Ia tatap wajah Sita lalu ia usap.

"Kita ... Cerai ya." Otak Sita langsung kosong seketika. Seolah ia tak berada di sana.

"Sita, sita ...." Jaka berusaha menyadarkan Sita dari keterkejutannya.

"Kamu bilang apa tadi, Mas. Kurang denger aku," kata Sita. Jaka menghela nafas.

"Aku tau kamu dengar, dan aku serius dengan itu."

"Kenapa? Apa alasannya?" Akhirnya Sita mengalah dan bertanya soal itu.

"Kamu bilang ingin punya anak, aku tidak bisa, Sita." Sita melongo.

"Kamu minta cerai hanya karena aku minta anak?!" Sita hampir teriak kalau tidak buru-buru menahan diri.

Jaka menunduk. "Maafkan aku."

"Nggak masuk akal, Jaka!"

"Ya, memang tidak masuk akal, tapi memang itulah alasannya. Aku trauma melihat mu hamil dan melahirkan. Aku trauma melihat anak-anak kita tidak ada yang selamat saat dilahirkan. Tidak, aku tidak sanggup."

"Alasan! Itu bukan sebuah hal yang bisa kamu pakai untuk menceraikan ku, Jak!"

Jaka benar-benar terdiam. Sita bahkan tak sanggup untuk menangis, ia tak sangka jika akhirnya perceraian tetap menjadi jalan utama rumah tangganya.

"Bisakah kamu pikirkan ulang tentang cerai ini?" tanya Sita.

Dengan lemah Jaka menggeleng. Sita menarik nafas dalam.

"Kenapa?

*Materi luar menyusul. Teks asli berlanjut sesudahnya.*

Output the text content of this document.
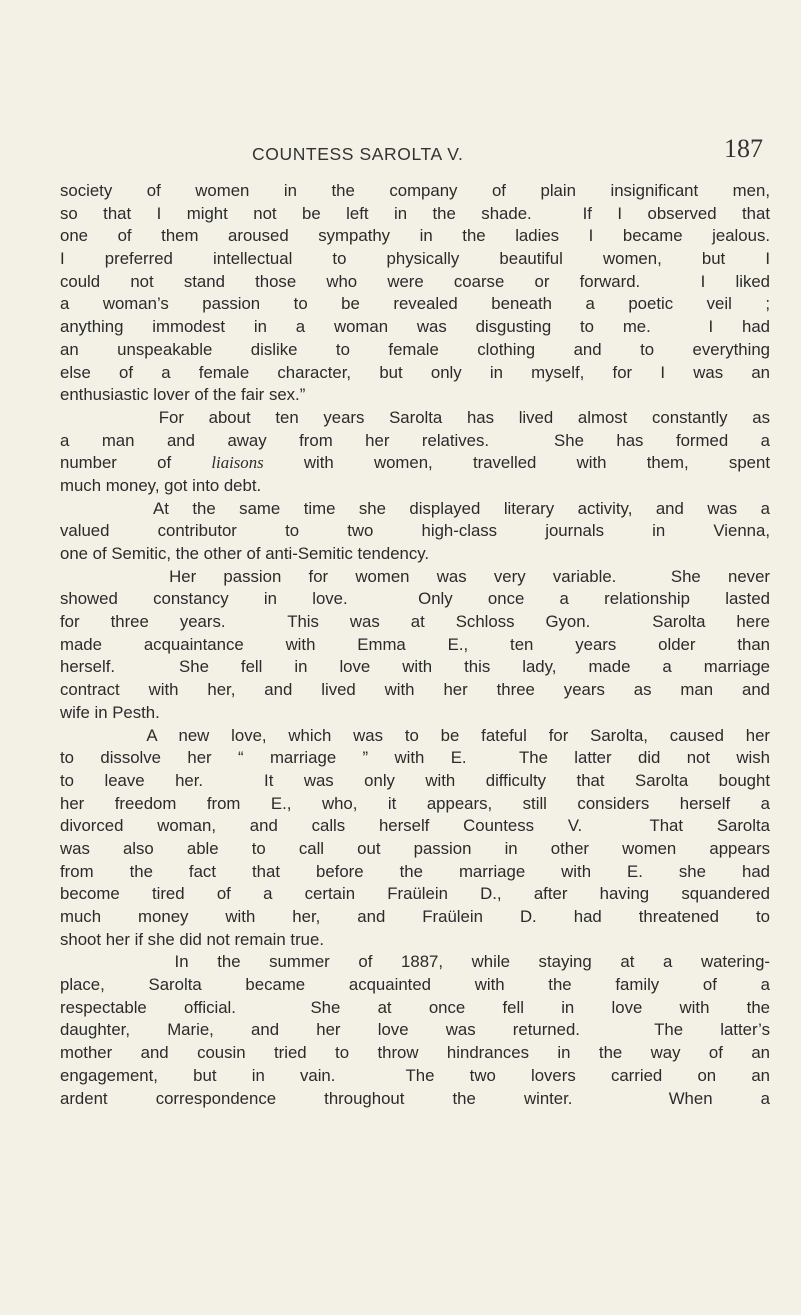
COUNTESS SAROLTA V.	187
society of women in the company of plain insignificant men,
so that I might not be left in the shade.  If I observed that
one of them aroused sympathy in the ladies I became jealous.
I preferred intellectual to physically beautiful women, but I
could not stand those who were coarse or forward.  I liked
a woman’s passion to be revealed beneath a poetic veil ;
anything immodest in a woman was disgusting to me.  I had
an unspeakable dislike to female clothing and to everything
else of a female character, but only in myself, for I was an
enthusiastic lover of the fair sex.”
For about ten years Sarolta has lived almost constantly as
a man and away from her relatives.  She has formed a
number of liaisons with women, travelled with them, spent
much money, got into debt.
At the same time she displayed literary activity, and was a
valued contributor to two high-class journals in Vienna,
one of Semitic, the other of anti-Semitic tendency.
Her passion for women was very variable.  She never
showed constancy in love.  Only once a relationship lasted
for three years.  This was at Schloss Gyon.  Sarolta here
made acquaintance with Emma E., ten years older than
herself.  She fell in love with this lady, made a marriage
contract with her, and lived with her three years as man and
wife in Pesth.
A new love, which was to be fateful for Sarolta, caused her
to dissolve her “ marriage ” with E.  The latter did not wish
to leave her.  It was only with difficulty that Sarolta bought
her freedom from E., who, it appears, still considers herself a
divorced woman, and calls herself Countess V.  That Sarolta
was also able to call out passion in other women appears
from the fact that before the marriage with E. she had
become tired of a certain Fraülein D., after having squandered
much money with her, and Fraülein D. had threatened to
shoot her if she did not remain true.
In the summer of 1887, while staying at a watering-
place, Sarolta became acquainted with the family of a
respectable official.  She at once fell in love with the
daughter, Marie, and her love was returned.  The latter’s
mother and cousin tried to throw hindrances in the way of an
engagement, but in vain.  The two lovers carried on an
ardent correspondence throughout the winter.  When a
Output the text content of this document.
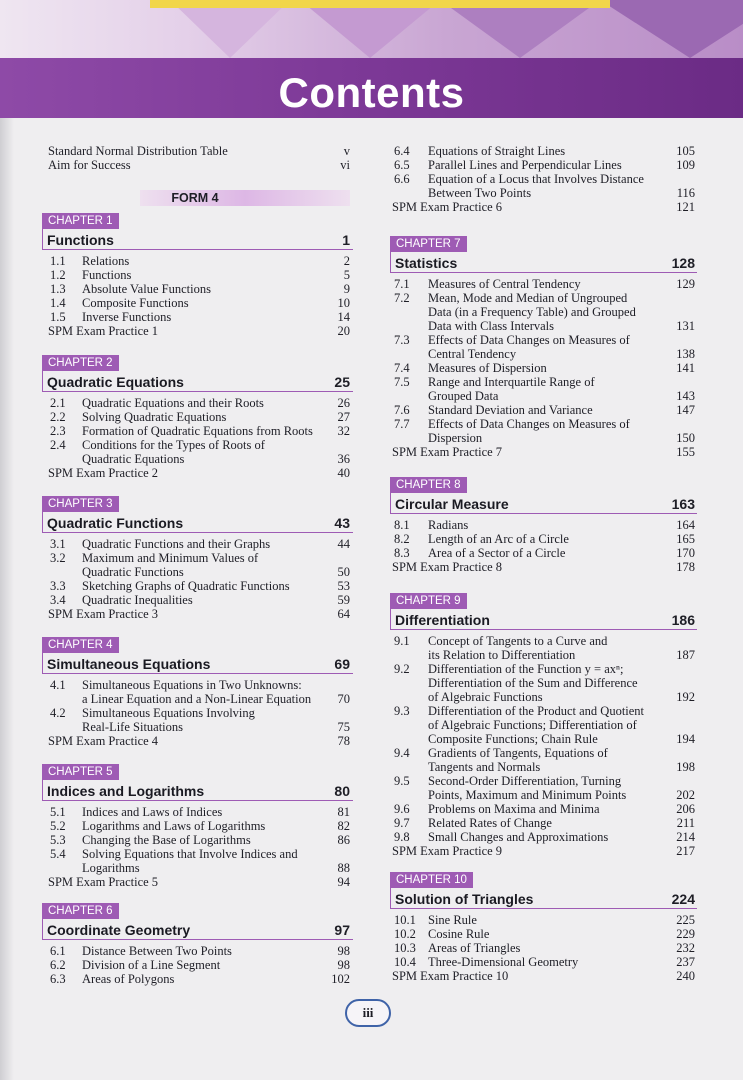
Contents
Standard Normal Distribution Table	v
Aim for Success	vi
CHAPTER 1
Functions	1
1.1 Relations	2
1.2 Functions	5
1.3 Absolute Value Functions	9
1.4 Composite Functions	10
1.5 Inverse Functions	14
SPM Exam Practice 1	20
CHAPTER 2
Quadratic Equations	25
2.1 Quadratic Equations and their Roots	26
2.2 Solving Quadratic Equations	27
2.3 Formation of Quadratic Equations from Roots	32
2.4 Conditions for the Types of Roots of
Quadratic Equations	36
SPM Exam Practice 2	40
CHAPTER 3
Quadratic Functions	43
3.1 Quadratic Functions and their Graphs	44
3.2 Maximum and Minimum Values of
Quadratic Functions	50
3.3 Sketching Graphs of Quadratic Functions	53
3.4 Quadratic Inequalities	59
SPM Exam Practice 3	64
CHAPTER 4
Simultaneous Equations	69
4.1 Simultaneous Equations in Two Unknowns:
a Linear Equation and a Non-Linear Equation	70
4.2 Simultaneous Equations Involving
Real-Life Situations	75
SPM Exam Practice 4	78
CHAPTER 5
Indices and Logarithms	80
5.1 Indices and Laws of Indices	81
5.2 Logarithms and Laws of Logarithms	82
5.3 Changing the Base of Logarithms	86
5.4 Solving Equations that Involve Indices and
Logarithms	88
SPM Exam Practice 5	94
CHAPTER 6
Coordinate Geometry	97
6.1 Distance Between Two Points	98
6.2 Division of a Line Segment	98
6.3 Areas of Polygons	102
6.4 Equations of Straight Lines	105
6.5 Parallel Lines and Perpendicular Lines	109
6.6 Equation of a Locus that Involves Distance
Between Two Points	116
SPM Exam Practice 6	121
CHAPTER 7
Statistics	128
7.1 Measures of Central Tendency	129
7.2 Mean, Mode and Median of Ungrouped
Data (in a Frequency Table) and Grouped
Data with Class Intervals	131
7.3 Effects of Data Changes on Measures of
Central Tendency	138
7.4 Measures of Dispersion	141
7.5 Range and Interquartile Range of
Grouped Data	143
7.6 Standard Deviation and Variance	147
7.7 Effects of Data Changes on Measures of
Dispersion	150
SPM Exam Practice 7	155
CHAPTER 8
Circular Measure	163
8.1 Radians	164
8.2 Length of an Arc of a Circle	165
8.3 Area of a Sector of a Circle	170
SPM Exam Practice 8	178
CHAPTER 9
Differentiation	186
9.1 Concept of Tangents to a Curve and
its Relation to Differentiation	187
9.2 Differentiation of the Function y = axⁿ;
Differentiation of the Sum and Difference
of Algebraic Functions	192
9.3 Differentiation of the Product and Quotient
of Algebraic Functions; Differentiation of
Composite Functions; Chain Rule	194
9.4 Gradients of Tangents, Equations of
Tangents and Normals	198
9.5 Second-Order Differentiation, Turning
Points, Maximum and Minimum Points	202
9.6 Problems on Maxima and Minima	206
9.7 Related Rates of Change	211
9.8 Small Changes and Approximations	214
SPM Exam Practice 9	217
CHAPTER 10
Solution of Triangles	224
10.1 Sine Rule	225
10.2 Cosine Rule	229
10.3 Areas of Triangles	232
10.4 Three-Dimensional Geometry	237
SPM Exam Practice 10	240
FORM 4
iii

Kamu punya wanita lain?"

"Tidak!"

"Lalu?"

"Aku hanya merasa, kita cukup sampai di sini."

"Kenapa? Kenapa harus sekarang saat kamu minta kembali lagi padaku! Kenapa harus sekarang saat aku menerima mu kembali! Kenapa tidak dari dulu saat kamu di kampung, kenapa!!!" Sita tak mampu lagi meredam amarahnya.

Ia benar-benar kecewa.

"Maaf." Hanya itu yang keluar dari bibir Jaka.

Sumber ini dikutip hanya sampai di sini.